In many ways, the typical victory gardener was precisely the kind of “city folk” the Department of Agriculture had tried to discourage in the early years of the war. Home food production, after all, was already a common practice throughout rural Canada and the transformation of pre-war kitchen gardens to victory gardens was, in most rural areas, largely in name only. Because the goal was to increase the acreage of land devoted to food production, the ideal victory garden was one that transformed urban land into agricultural space. Municipalities, private owners of vacant land and even grassroots organizations around the country like Victoria’s Victory Garden Brigade or the Community Garden League of Greater Montréal offered up land to gardeners, usually for a small annual fee.

Victory Garden
Metropolitan Life Insurance Company employees tending to tomatoes in a Victory Garden (1939-1945).
Toronto Victory Garden, Fleet St.
Fleet St. gardens, Augustino Ditomasa, 9 May 1940. Photographer: John H. Boy.n
Vancouver Victory Garden
B.C. Telephone victory garden, 1943. Photographer: Alfred Donald (Don) Coltman.
Children in the Victory Garden - Montréal
Children in the victory garden at the Montréal Botanical Garden/Herménégilde Lavoie, 1943.
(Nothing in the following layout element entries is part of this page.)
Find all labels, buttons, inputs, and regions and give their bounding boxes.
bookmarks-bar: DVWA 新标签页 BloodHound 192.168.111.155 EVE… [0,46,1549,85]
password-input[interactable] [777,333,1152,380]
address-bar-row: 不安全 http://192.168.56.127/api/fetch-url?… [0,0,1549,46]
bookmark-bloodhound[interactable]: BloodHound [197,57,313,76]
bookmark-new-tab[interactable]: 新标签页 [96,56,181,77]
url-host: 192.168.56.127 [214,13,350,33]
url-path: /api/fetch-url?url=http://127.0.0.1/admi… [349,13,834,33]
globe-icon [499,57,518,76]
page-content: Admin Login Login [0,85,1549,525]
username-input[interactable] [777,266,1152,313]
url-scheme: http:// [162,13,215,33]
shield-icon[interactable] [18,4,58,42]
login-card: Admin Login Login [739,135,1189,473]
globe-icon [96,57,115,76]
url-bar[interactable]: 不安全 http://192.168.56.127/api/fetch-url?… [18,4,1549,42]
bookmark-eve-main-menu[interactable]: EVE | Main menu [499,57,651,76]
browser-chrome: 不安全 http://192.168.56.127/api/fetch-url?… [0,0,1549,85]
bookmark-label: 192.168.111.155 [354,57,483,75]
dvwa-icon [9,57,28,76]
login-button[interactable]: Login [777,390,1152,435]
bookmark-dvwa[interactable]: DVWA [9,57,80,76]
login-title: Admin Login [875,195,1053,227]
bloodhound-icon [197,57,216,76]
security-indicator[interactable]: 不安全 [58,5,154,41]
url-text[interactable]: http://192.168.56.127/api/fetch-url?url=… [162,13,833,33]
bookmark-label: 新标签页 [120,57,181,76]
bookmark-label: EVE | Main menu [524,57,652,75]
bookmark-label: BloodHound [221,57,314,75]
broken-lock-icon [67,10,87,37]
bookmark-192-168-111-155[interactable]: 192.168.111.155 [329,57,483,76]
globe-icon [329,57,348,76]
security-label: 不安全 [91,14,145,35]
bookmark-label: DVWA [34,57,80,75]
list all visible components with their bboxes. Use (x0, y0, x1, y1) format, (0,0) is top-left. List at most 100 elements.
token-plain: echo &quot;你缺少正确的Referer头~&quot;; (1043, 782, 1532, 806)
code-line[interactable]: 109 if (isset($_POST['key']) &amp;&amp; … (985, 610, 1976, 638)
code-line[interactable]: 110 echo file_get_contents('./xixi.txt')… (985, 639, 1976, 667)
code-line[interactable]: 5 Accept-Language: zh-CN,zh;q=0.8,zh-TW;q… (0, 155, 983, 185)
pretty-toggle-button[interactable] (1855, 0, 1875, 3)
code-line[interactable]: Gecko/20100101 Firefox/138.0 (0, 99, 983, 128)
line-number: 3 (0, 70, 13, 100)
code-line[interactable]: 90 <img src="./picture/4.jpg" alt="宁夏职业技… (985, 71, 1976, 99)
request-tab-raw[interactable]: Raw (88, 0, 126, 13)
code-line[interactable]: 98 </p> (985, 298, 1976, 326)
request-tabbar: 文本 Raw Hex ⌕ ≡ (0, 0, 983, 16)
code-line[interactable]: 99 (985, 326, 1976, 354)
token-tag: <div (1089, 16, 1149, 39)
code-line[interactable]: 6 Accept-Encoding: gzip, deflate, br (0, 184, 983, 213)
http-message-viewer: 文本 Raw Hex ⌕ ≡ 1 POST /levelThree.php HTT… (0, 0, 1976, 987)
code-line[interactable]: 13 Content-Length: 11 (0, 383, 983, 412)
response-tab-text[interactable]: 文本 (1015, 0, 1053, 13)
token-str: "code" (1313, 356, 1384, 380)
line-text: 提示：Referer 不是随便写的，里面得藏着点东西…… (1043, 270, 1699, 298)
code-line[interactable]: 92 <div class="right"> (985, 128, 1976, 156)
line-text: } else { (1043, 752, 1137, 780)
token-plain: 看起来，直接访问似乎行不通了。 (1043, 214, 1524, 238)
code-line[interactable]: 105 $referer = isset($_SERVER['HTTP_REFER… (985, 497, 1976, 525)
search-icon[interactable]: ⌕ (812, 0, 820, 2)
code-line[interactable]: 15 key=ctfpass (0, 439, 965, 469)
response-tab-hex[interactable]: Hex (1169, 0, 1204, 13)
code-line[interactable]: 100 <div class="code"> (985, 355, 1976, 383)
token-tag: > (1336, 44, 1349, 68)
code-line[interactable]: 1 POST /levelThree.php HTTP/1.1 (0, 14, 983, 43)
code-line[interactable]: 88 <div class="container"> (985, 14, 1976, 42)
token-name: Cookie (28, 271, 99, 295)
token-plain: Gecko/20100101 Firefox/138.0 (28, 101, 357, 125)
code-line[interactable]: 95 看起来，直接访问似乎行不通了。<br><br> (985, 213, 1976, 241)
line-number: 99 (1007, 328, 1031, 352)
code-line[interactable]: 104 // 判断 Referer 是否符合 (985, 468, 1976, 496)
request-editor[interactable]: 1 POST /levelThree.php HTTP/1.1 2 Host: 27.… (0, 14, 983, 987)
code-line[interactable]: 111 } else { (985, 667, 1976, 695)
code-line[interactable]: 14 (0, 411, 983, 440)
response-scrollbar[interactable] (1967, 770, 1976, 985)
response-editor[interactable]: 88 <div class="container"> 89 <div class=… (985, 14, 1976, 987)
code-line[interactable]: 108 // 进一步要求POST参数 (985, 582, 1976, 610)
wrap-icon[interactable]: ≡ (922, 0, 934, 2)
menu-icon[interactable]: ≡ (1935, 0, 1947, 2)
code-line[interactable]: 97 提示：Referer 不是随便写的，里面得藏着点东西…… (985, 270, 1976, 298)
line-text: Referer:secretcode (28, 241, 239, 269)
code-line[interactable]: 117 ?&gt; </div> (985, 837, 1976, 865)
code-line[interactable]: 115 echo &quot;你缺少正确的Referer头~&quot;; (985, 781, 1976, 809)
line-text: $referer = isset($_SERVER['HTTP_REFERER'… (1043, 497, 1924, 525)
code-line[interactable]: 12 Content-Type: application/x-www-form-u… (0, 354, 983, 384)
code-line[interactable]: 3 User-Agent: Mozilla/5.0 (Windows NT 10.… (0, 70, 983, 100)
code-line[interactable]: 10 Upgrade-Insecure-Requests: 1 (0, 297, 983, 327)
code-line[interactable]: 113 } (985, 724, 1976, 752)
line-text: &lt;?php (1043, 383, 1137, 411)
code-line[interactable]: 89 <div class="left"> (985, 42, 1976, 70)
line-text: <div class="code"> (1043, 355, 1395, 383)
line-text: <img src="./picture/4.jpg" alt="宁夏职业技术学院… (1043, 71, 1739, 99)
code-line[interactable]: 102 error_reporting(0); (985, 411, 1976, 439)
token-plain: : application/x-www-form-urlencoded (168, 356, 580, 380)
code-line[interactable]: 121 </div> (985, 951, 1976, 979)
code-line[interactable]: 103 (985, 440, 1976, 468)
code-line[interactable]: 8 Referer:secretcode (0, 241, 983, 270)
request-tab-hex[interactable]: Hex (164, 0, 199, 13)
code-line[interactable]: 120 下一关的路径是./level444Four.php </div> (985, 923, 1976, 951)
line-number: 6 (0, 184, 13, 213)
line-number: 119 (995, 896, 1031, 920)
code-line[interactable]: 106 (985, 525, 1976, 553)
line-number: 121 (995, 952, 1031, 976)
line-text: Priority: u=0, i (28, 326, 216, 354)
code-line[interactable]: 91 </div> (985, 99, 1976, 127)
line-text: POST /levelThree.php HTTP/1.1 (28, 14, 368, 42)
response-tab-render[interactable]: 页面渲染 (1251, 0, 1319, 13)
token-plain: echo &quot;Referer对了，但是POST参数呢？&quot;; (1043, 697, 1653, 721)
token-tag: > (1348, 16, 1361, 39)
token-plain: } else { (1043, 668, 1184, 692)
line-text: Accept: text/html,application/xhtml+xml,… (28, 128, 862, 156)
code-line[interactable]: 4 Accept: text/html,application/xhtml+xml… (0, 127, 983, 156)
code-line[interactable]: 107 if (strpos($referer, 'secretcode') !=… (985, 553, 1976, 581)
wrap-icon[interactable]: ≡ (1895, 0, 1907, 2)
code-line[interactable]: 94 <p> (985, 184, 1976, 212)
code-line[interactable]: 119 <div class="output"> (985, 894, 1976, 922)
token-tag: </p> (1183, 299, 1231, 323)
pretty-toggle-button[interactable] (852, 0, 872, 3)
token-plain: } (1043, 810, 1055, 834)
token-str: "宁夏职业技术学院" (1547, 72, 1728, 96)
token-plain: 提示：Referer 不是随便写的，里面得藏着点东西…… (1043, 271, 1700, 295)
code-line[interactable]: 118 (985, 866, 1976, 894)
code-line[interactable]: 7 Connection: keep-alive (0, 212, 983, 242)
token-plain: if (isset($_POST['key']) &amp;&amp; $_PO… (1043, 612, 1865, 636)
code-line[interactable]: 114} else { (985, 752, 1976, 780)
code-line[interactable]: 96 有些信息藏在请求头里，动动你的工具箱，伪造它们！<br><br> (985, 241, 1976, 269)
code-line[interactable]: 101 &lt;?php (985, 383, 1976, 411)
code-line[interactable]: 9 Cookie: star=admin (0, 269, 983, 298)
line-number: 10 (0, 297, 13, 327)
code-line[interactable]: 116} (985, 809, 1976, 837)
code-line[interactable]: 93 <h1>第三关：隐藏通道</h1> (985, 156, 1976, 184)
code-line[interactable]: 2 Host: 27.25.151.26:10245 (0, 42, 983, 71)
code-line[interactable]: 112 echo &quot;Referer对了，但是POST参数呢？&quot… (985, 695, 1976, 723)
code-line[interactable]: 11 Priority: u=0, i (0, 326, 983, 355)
Despite these efforts to create public spaces for gardening open to everyone, victory gardening appears to have been most common among better-off, urban homeowners. According to the most extensive wartime survey of wartime victory gardens, 82 per cent were being cultivated at the home of the householder, 15 per cent were in a nearby vacant lot and only 3 per cent were in a community garden area. In fact, some believed that victory gardening on vacant public lands never even reached the levels of the relief gardens planted during the Great Depression. In Québec City and Toronto, for instance, it was estimated that the acreage tilled by victory gardeners on public lands in 1943 was only 25 and 50 per cent, respectively, of the land that had been under cultivation by Depression era relief gardeners. According to one investigator, the message was clear: “the appeal to patriotism together with individual fears of possible food shortages were not as potent as absolute necessity in promoting home gardening.”

Not only was the typical victory garden usually planted on private property, but they were also often being tended by inexperienced gardeners. This was partly reflected in the prescriptive literature about victory gardens as well as by the prominence of new entrants into the garden, particularly young children and men. For many proponents of victory gardening, the movement of amateurs into the field of gardening was one of the campaign’s benefits: it was teaching Canadians a new set of domestic skills which, in the process, increased their self-sufficiency and encouraged them to gain new respect for farmers and other food producers. For the government, though, it pointed to the potential waste inherent in the practice.

Significance

In the end, though, the real value of victory gardens lay in their importance as a symbolic, rather than as a purely productive, activity — something that the government began to recognize by 1943. From a morale standpoint, victory gardens linked a wholesome and familiar form of domestic labour to a larger war effort in a way that could both include the entire family, and was also highly visible to friends and neighbours. The victory garden, in other words, provided a powerful domestic venue for home-front participation in the larger war effort and, for many, an enjoyable diversion from the less pleasant realities of total war.